Structural and electronic properties of 3D metals up to Warm Dense Matter conditions
durch
SB3 3.170a
GSI
This seminar presents the results of my PhD thesis investigating iron (Fe) and copper (Cu) under extreme pressure and temperature. Conducted in collaboration with First Light Fusion (FLF), the study aims to constrain the Equations of State (EOS) for the metallic components used in their nuclear fusion technology. Beyond fusion, these results are critical for geophysics to model planetary interiors.

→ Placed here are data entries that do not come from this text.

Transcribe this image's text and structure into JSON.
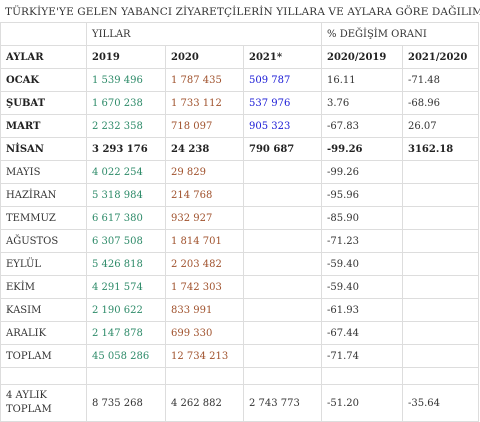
{
  "title": "TÜRKİYE'YE GELEN YABANCI ZİYARETÇİLERİN YILLARA VE AYLARA GÖRE DAĞILIMI",
  "header": {
    "group_years": "YILLAR",
    "group_change": "% DEĞİŞİM ORANI",
    "col_month": "AYLAR",
    "col_2019": "2019",
    "col_2020": "2020",
    "col_2021": "2021*",
    "col_ch1": "2020/2019",
    "col_ch2": "2021/2020"
  },
  "rows": [
    {
      "month": "OCAK",
      "y2019": "1 539 496",
      "y2020": "1 787 435",
      "y2021": "509 787",
      "ch1": "16.11",
      "ch2": "-71.48",
      "bold": true
    },
    {
      "month": "ŞUBAT",
      "y2019": "1 670 238",
      "y2020": "1 733 112",
      "y2021": "537 976",
      "ch1": "3.76",
      "ch2": "-68.96",
      "bold": true
    },
    {
      "month": "MART",
      "y2019": "2 232 358",
      "y2020": "718 097",
      "y2021": "905 323",
      "ch1": "-67.83",
      "ch2": "26.07",
      "bold": true
    },
    {
      "month": "NİSAN",
      "y2019": "3 293 176",
      "y2020": "24 238",
      "y2021": "790 687",
      "ch1": "-99.26",
      "ch2": "3162.18",
      "bold": true
    },
    {
      "month": "MAYIS",
      "y2019": "4 022 254",
      "y2020": "29 829",
      "y2021": "",
      "ch1": "-99.26",
      "ch2": ""
    },
    {
      "month": "HAZİRAN",
      "y2019": "5 318 984",
      "y2020": "214 768",
      "y2021": "",
      "ch1": "-95.96",
      "ch2": ""
    },
    {
      "month": "TEMMUZ",
      "y2019": "6 617 380",
      "y2020": "932 927",
      "y2021": "",
      "ch1": "-85.90",
      "ch2": ""
    },
    {
      "month": "AĞUSTOS",
      "y2019": "6 307 508",
      "y2020": "1 814 701",
      "y2021": "",
      "ch1": "-71.23",
      "ch2": ""
    },
    {
      "month": "EYLÜL",
      "y2019": "5 426 818",
      "y2020": "2 203 482",
      "y2021": "",
      "ch1": "-59.40",
      "ch2": ""
    },
    {
      "month": "EKİM",
      "y2019": "4 291 574",
      "y2020": "1 742 303",
      "y2021": "",
      "ch1": "-59.40",
      "ch2": ""
    },
    {
      "month": "KASIM",
      "y2019": "2 190 622",
      "y2020": "833 991",
      "y2021": "",
      "ch1": "-61.93",
      "ch2": ""
    },
    {
      "month": "ARALIK",
      "y2019": "2 147 878",
      "y2020": "699 330",
      "y2021": "",
      "ch1": "-67.44",
      "ch2": ""
    },
    {
      "month": "TOPLAM",
      "y2019": "45 058 286",
      "y2020": "12 734 213",
      "y2021": "",
      "ch1": "-71.74",
      "ch2": ""
    }
  ],
  "summary": {
    "label_line1": "4 AYLIK",
    "label_line2": "TOPLAM",
    "y2019": "8 735 268",
    "y2020": "4 262 882",
    "y2021": "2 743 773",
    "ch1": "-51.20",
    "ch2": "-35.64"
  },
  "colors": {
    "c2019": "#2e8b69",
    "c2020": "#a0522d",
    "c2021": "#1a1ad6"
  }
}
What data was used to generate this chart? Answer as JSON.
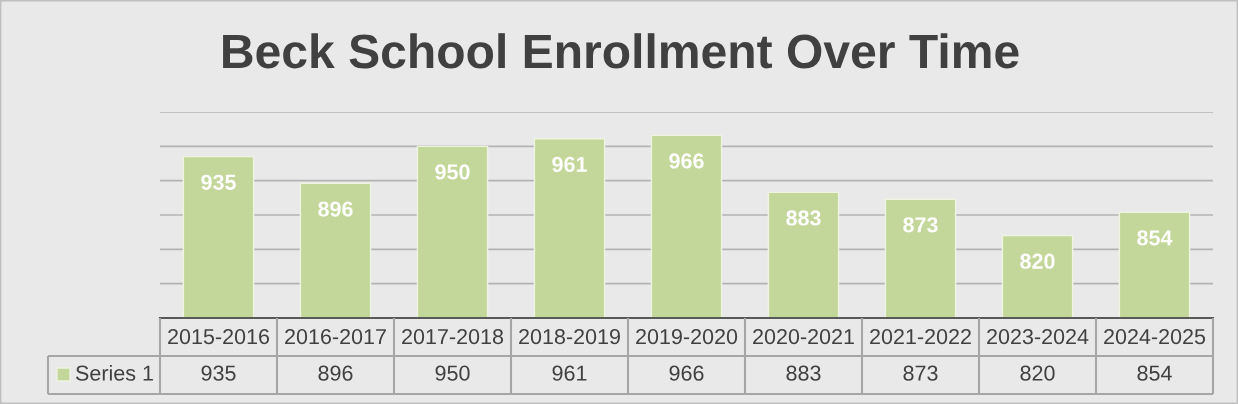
{
  "chart_data": {
    "type": "bar",
    "title": "Beck School Enrollment Over Time",
    "categories": [
      "2015-2016",
      "2016-2017",
      "2017-2018",
      "2018-2019",
      "2019-2020",
      "2020-2021",
      "2021-2022",
      "2023-2024",
      "2024-2025"
    ],
    "series": [
      {
        "name": "Series 1",
        "color": "#c4d79b",
        "values": [
          935,
          896,
          950,
          961,
          966,
          883,
          873,
          820,
          854
        ]
      }
    ],
    "ylim": [
      700,
      1000
    ],
    "yticks": [
      {
        "value": 700,
        "label": null
      },
      {
        "value": 750,
        "label": null
      },
      {
        "value": 800,
        "label": null
      },
      {
        "value": 850,
        "label": null
      },
      {
        "value": 900,
        "label": null
      },
      {
        "value": 950,
        "label": null
      },
      {
        "value": 1000,
        "label": null
      }
    ],
    "grid": "y",
    "tick_labels": "x",
    "data_labels": true,
    "annotations": [
      "935",
      "896",
      "950",
      "961",
      "966",
      "883",
      "873",
      "820",
      "854"
    ]
  }
}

Using the High-Power Laser Facility at the ESRF, we subjected these metals to laser-driven shock waves, reaching the Warm Dense Matter (WDM) regime with conditions up to 300 GPa and 7000 K. The microscopic structural and electronic changes were probed with ultra-fast (100 ps) X-ray Absorption Spectroscopy. A significant part of this work focused on overcoming the difficulty of measuring temperature under shock. We used a promising method by extracting temperatures directly from EXAFS oscillations, supported by DFT-MD simulations and FEFF modelling to identify crystalline phases.
The results provide new constraints on the melting curves of both metals, as well as on the structural phase of iron in the vicinity of its melting curve at pressures relevant for the Earth’s core and the fcc-to-bcc phase transition in copper at multi-megabar pressures. Finally, we observed a contrasting evolution in the electronic structure of these two metals- a redshift in the absorption edge for iron and a blueshift for copper. While current theories predict these trends, they consistently overestimate the effect, highlighting the need for further study of 3d transition metals under dynamic compression.